Face aux menaces russes ou chinoises, la Commission européenne persiste : « Il est temps d'investir dans le pouvoir des démocraties. Ce travail commence avec le groupe de pays partageant les mêmes valeurs : nos amis dans chaque nation démocratique du monde », a déclaré la présidente de la Commission européenne, Ursula von der Leyen, lors de son discours sur l'état de l'Union, mercredi 14 septembre.
Du plus proche au plus éloigné, la présidente considère d'abord qu'il faut soutenir les pays candidats à l'UE. « Je veux dire aux peuples des Balkans occidentaux, de l'Ukraine, de Moldavie et de Géorgie : 'Vous faites partie de la famille, votre avenir se trouve dans l'Union, et notre Union n'est pas complète sans vous' ».
En juin, le Conseil européen a octroyé le statut de candidat à l'Ukraine et à la Moldavie et a « reconnu la perspective européenne » de la Géorgie (EUROPE 12978/1). La présidente n'a pas donné plus de détails sur l'avancement des travaux vers l'élargissement.

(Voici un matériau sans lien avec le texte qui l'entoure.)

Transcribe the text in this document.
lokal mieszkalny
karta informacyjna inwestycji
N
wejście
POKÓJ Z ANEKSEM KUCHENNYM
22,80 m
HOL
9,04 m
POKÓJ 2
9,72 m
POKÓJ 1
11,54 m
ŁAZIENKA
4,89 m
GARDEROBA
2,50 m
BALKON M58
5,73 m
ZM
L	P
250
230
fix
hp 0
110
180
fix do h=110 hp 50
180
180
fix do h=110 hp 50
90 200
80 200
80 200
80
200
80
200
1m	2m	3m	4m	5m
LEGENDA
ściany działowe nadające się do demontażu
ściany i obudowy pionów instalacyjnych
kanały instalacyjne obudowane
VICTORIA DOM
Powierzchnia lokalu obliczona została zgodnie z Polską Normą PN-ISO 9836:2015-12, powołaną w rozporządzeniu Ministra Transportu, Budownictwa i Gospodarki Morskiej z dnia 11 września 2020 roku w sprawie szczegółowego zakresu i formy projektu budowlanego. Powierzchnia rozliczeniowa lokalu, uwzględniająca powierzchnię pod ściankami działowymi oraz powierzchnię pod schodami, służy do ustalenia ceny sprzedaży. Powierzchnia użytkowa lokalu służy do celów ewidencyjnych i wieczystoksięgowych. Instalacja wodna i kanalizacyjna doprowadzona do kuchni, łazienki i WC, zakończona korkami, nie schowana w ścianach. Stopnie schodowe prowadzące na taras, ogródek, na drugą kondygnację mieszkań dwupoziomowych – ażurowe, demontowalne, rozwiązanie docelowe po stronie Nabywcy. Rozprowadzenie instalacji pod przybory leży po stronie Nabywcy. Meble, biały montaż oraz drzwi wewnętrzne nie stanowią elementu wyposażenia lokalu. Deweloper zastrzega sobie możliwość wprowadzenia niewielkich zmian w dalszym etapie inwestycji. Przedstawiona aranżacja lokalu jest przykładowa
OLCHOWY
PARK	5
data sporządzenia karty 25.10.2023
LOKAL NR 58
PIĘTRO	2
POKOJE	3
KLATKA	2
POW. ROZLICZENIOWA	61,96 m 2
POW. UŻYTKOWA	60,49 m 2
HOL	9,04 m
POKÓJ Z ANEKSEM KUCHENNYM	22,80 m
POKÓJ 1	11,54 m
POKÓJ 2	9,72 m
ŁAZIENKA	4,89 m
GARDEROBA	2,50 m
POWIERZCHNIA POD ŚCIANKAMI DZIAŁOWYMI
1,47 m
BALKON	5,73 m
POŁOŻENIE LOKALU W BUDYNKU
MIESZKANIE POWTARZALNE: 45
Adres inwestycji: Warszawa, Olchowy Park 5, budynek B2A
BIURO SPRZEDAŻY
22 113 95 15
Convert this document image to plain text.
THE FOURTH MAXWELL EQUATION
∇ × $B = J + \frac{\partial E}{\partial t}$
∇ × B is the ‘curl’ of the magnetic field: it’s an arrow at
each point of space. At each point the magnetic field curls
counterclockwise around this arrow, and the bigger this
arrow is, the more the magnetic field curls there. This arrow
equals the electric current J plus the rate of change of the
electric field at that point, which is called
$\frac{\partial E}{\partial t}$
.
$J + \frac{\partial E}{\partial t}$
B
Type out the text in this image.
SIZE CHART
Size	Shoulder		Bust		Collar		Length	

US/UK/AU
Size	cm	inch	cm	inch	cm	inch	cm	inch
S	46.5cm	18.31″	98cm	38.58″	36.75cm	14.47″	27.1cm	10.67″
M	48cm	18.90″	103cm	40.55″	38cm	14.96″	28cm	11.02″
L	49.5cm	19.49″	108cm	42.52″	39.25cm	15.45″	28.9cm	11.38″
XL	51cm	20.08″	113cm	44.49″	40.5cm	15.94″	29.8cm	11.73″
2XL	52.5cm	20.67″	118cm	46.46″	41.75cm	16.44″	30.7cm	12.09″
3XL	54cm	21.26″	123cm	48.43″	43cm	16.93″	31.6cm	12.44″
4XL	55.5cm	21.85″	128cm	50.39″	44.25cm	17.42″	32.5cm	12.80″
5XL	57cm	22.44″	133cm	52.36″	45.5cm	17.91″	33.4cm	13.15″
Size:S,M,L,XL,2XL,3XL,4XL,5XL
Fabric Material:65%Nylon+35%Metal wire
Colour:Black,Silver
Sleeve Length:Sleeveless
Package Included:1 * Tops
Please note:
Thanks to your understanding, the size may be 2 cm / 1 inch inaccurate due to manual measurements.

Par ailleurs, elle a donné son soutien à l'idée de communauté politique européenne (EUROPE 12955/24), autour de laquelle la Commission devrait soumettre ses réflexions au Conseil européen, a-t-elle précisé.
Utiliser le 'Global Gateway'
Au-delà des voisins, Mme von der Leyen a insisté sur le besoin de s'engager dans des pays plus éloignés pour s'attaquer aux grands défis mondiaux. Cela passe par une présence et des investissements accrus à l'étranger et, donc, par l'initiative 'Global Gateway' (EUROPE 12844/7). L'UE doit investir en Afrique ou encore en Amérique latine pour contrer d'autres influences comme la Chine.
La présidente a annoncé qu'elle organiserait, avec le président américain, Joe Biden, un sommet de dirigeants « pour analyser et annoncer des projets de mise en œuvre » concernant les investissements d'ampleur.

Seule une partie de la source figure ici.